Participantes de debate na Comissão de Legislação Participativa criticaram nesta quinta-feira (1º) o fim do currículo único, previsto na medida provisória da reforma do ensino médio (MP 746/16). O texto aprovado ontem (30) na comissão mista ainda precisa ser votado nos plenários da Câmara e do Senado.
O senador Pedro Chaves (PSC-MS), relator da matéria, propôs que o aluno tenha 600 horas anuais de conteúdo comum e 400 de temas específicos. Atualmente, todo o currículo é comum, de no mínimo 800 horas.
Para a professora Lisete Regina Gomes Arelaro, da Faculdade de Educação da Universidade de São Paulo (USP), a medida repete equívocos, como a divisão entre científico, clássico e normal, que, segundo ela, prejudicaram a aprendizagem de disciplinas que não faziam parte do currículo específico do aluno. Ela ressaltou ainda que a reforma pode acentuar as disparidades entre escolas particulares e públicas.
“Para cada vez que o Brasil estabeleceu uma possibilidade de diferenciação, as escolas públicas mais pobres, de periferia, mais longínquas foram as que ficaram sem professor, sem laboratório, sem biblioteca, sem um centro esportivo”, disse. “Por isso que a proposta não é só demagoga, é mentirosa”, afirmou a professora.
Na mesma linha, a assessora do Instituto de Estudos Socioeconômicos (Inesc), Cleomar Manhas, vê o risco de se aprofundar a desigualdade no ensino médio. “Quando permite que parte da formação ocorra fora da sala de aula, por instituições não reconhecidas, a reforma pode incentivar uma formação profissional precária. Vai fazer educação para pobres e para ricos”, disse.
Já o coordenador-geral de Ensino Médio do Ministério da Educação, Wisley Pereira, defendeu a flexibilidade no currículo. “O currículo brasileiro mata a criatividade dos alunos, impossibilitando que eles exerçam suas habilidades e competências. Ser democrático não é tratar todos iguais, é tratar as diferenças em igualdades”, ressaltou.

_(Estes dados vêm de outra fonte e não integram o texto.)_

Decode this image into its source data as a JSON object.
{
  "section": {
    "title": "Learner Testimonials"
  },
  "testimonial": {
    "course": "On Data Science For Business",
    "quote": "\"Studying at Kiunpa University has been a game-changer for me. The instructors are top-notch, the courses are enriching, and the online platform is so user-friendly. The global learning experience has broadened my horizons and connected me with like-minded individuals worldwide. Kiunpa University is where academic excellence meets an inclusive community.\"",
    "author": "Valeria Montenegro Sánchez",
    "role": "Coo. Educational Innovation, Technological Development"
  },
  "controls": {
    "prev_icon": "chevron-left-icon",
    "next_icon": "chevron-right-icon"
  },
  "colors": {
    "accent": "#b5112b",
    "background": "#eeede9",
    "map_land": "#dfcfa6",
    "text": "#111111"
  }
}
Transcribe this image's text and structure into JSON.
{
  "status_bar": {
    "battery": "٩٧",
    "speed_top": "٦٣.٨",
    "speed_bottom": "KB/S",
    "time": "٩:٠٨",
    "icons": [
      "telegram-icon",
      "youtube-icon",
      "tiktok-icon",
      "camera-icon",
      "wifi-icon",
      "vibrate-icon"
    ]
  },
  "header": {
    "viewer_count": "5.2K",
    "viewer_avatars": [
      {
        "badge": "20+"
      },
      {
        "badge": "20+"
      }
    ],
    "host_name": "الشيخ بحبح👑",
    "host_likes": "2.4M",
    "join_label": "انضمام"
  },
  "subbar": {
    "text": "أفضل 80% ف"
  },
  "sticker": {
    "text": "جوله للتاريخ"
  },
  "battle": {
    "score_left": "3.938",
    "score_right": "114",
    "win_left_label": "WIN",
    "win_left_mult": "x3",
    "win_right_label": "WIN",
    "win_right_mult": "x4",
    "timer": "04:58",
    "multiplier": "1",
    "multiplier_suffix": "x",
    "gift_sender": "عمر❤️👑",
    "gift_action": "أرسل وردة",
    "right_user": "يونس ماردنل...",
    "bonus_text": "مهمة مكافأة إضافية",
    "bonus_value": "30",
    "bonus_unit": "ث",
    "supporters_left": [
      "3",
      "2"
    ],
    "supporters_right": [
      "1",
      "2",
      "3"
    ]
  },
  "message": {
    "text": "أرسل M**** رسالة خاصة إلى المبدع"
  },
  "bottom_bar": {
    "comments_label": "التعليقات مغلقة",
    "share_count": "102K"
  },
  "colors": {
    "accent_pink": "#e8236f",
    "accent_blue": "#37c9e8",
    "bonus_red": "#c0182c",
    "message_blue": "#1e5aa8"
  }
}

Ele informou que o ministério planeja investir na educação integral, no prazo de dez anos, R$ 2 mil por aluno ao ano, montante superior, segundo ele, aos R$ 30 por aluno ao ano pelo Mais Educação, programa anterior de suporte ao ensino integral.
Urgência da reforma
O coordenador do Programa de Cidadania dos Adolescentes do Fundo das Nações Unidas para a Infância (Unicef), Mário Volpi, criticou a falta de debate sobre a reforma com alunos e professores. Ele refutou o argumento de que a proposta precisa ser analisada com urgência pelo Congresso Nacional em virtude do atual cenário de crise política.
“Quando a democracia está doente, quando ela tem problemas, a gente precisa tratá-la com mais democracia. Não existe possibilidade de se resolver os debates sem mais debate, não existe possibilidade de resolver os impasses sem mais diálogo e sem mais discussão”, lembrou.
Já o representante do Ministério da Educação, Wisley Pereira, disse que a reforma por meio de medida provisória é uma estratégia para que a reforma entre na pauta do Legislativo, o que, segundo ele, não foi alcançado pelo PL 6840/13, que também propõe mudanças no ciclo médio.
Formação de professores
A coordenadora do Fórum Estadual de Educação do Ceará, Edite Colares Oliveira Marques, disse que o foco na profissionalização do ensino a partir da atuação de profissionais com notório saber desvaloriza o papel do docente. “Considerando a subjetividade, fragiliza a formação do professor em áreas específicas”, declarou.
Edite Marques sugeriu a ampliação da capacitação profissional por meio da Coordenação de Aperfeiçoamento de Pessoal de Nível Superior (Capes) e da plataforma Paulo Freire, ligados ao Ministério da Educação.
O presidente do colegiado, deputado Chico Lopes (PCdoB-CE), também cobrou mais esclarecimentos sobre a atuação de profissionais com notório saber no ensino médio e pediu mais reflexão sobre a reforma. “O ensino também é transformador, se ele não for transformador, ele é alienador. Isso é tão ruim como a ausência dele”, declarou.
A MP 746 permite que profissionais de “notório saber” sejam contratados para dar aula de formação técnica e profissional, mesmo que não tenham licenciatura na respectiva área.